И я помчался прочь, обгоняя взревевший чёрной бурей ветер, будто тысячи плотоядных демонов гнались за мной по пятам, и, с трудом отыскав своё оплетённое гадкой паутиной жилище, скрылся в этой проклятой дыре, тесной, сырой и липкой, покрытой болезненно-бледной ползущей плесенью, спрятался так глубоко, что только волчий плач о потерянных душах мог проникнуть в это убогое узилище, что сжималось, подобно угнетаемому тошнотой желудку от омерзения пред своим обитателем, и там, свернувшись в трепещущий комок жалости и отчаяния, надеялся я укрыться от токсичного враждебного мира и от самого себя, вновь и вновь возвращаясь утратившими всякий контроль помыслами к тем дням, когда я впервые ощутил на себе плеть изгнания, в то поганое утро, когда в воздух летели губительные камни и жгучие слова…

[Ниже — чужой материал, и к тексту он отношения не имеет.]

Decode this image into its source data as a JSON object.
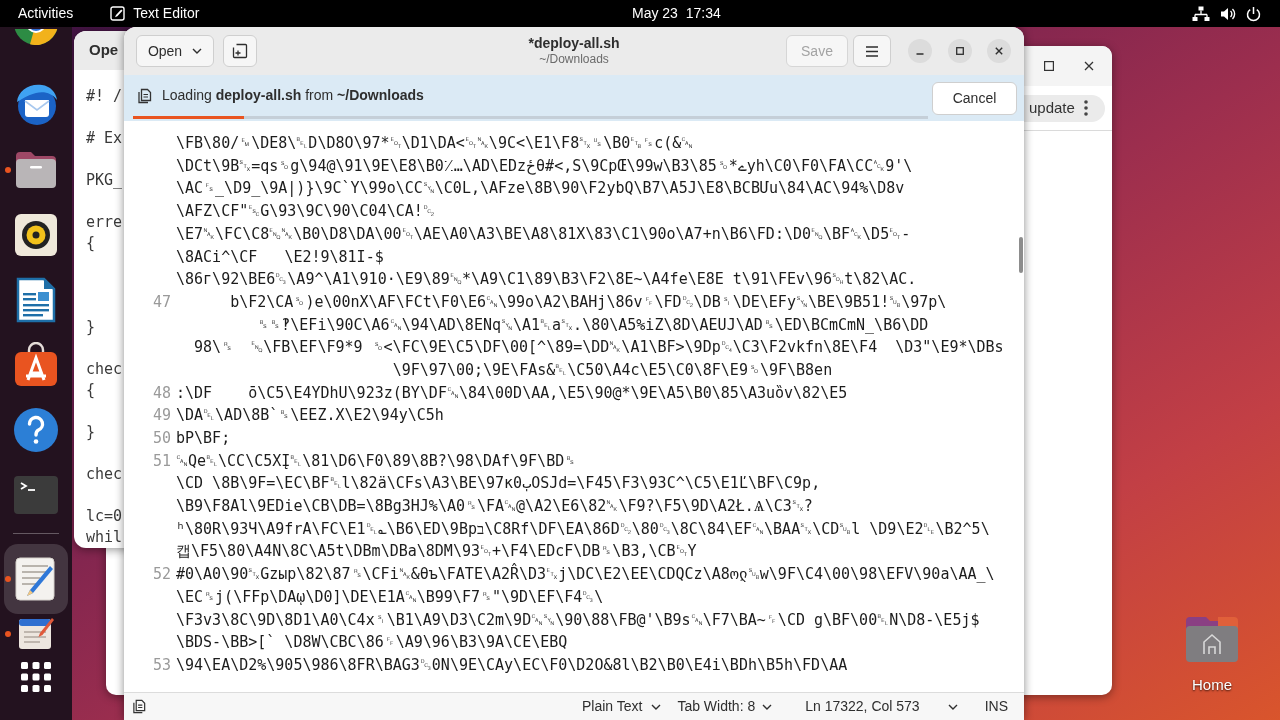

Но когда полная луна озарила дрожащим светом встревоженный лес, знакомый голос, на сей раз полнящийся не страхом, но стенающей мольбой, пробившись сквозь сырые пласты вязкой глины, снова коснулся моих ушей, разогнав, словно гигантский нетопырь, роящуюся мошкару воспоминаний. Движимый фантомами, согретый ложным теплом тлеющих углей надежды, я выбрался наружу, лишённый воли контролировать себя, так, будто одурманенный мелодией сирены, багровым дневным светом проклиная свой острый слух, и, преисполненный раболепной покорности, побрёл в ту сторону, откуда доносилась призывающая речь. Я отыскал отвергшую меня чужую дочь у преющих зловонных границ гниющего бора, где один вид мрачных, угрожающе нависших над головой ветвей, покрытых бледно-жёлтым лишайником, предупреждал случайного путника об опасности здешних маршрутов. Она лежала, распластавшись, на неистово требующей жертвы земле; её зелёные шёлковые одежды испачкались в грязи и редкой вырождающейся ряске, утратив цвет былого торжества, безукоризненные волны смоляных волос потускнели и слиплись от болотных соков, а неумолимая ликующая сила с каждым мигом увлекала её всё глубже вниз, в вязкое ненасытное жерло, где пируют пережившие древность нематоды и задушенные ласками русалок утопленники. О как отчаянно цеплялась она слабыми руками за зыбкую, аморфную почву, но та лишь издевательски проскальзывала меж пальцами, не давая никакой существенной опоры. И даже в час, когда опальная смерть держала её за тонкие изнемогающие ноги, она боялась не холодного касания трясины, влекущего жертву к недрам иномирья, но того, кто явился на её молебный зов. Я не посмел заговорить с ней – смертная обида и терпкая печаль скрепили моё горло, но, предавшись порыву милости, совершил я то, чего никак не должен был совершать: избавив высившийся неподалёку клён от корневой опоры, я бросил существу, ненавидевшему меня всем сердцем, спасительные ветви, вырвал её из лап разгневанных голодных водяных, чей покой был столь вероломно потревожен вторжением в их царство чужака, я спас от верной гибели это никчёмное, невежественное создание; так чем же, скажи мне, матушка, я заслужил её презрение и стойкую, как твердь далёких снежных скал, нелюбовь? Что за достойное самых чёрных богов коварство заставило её отплатить мне тем, чем она отплатила?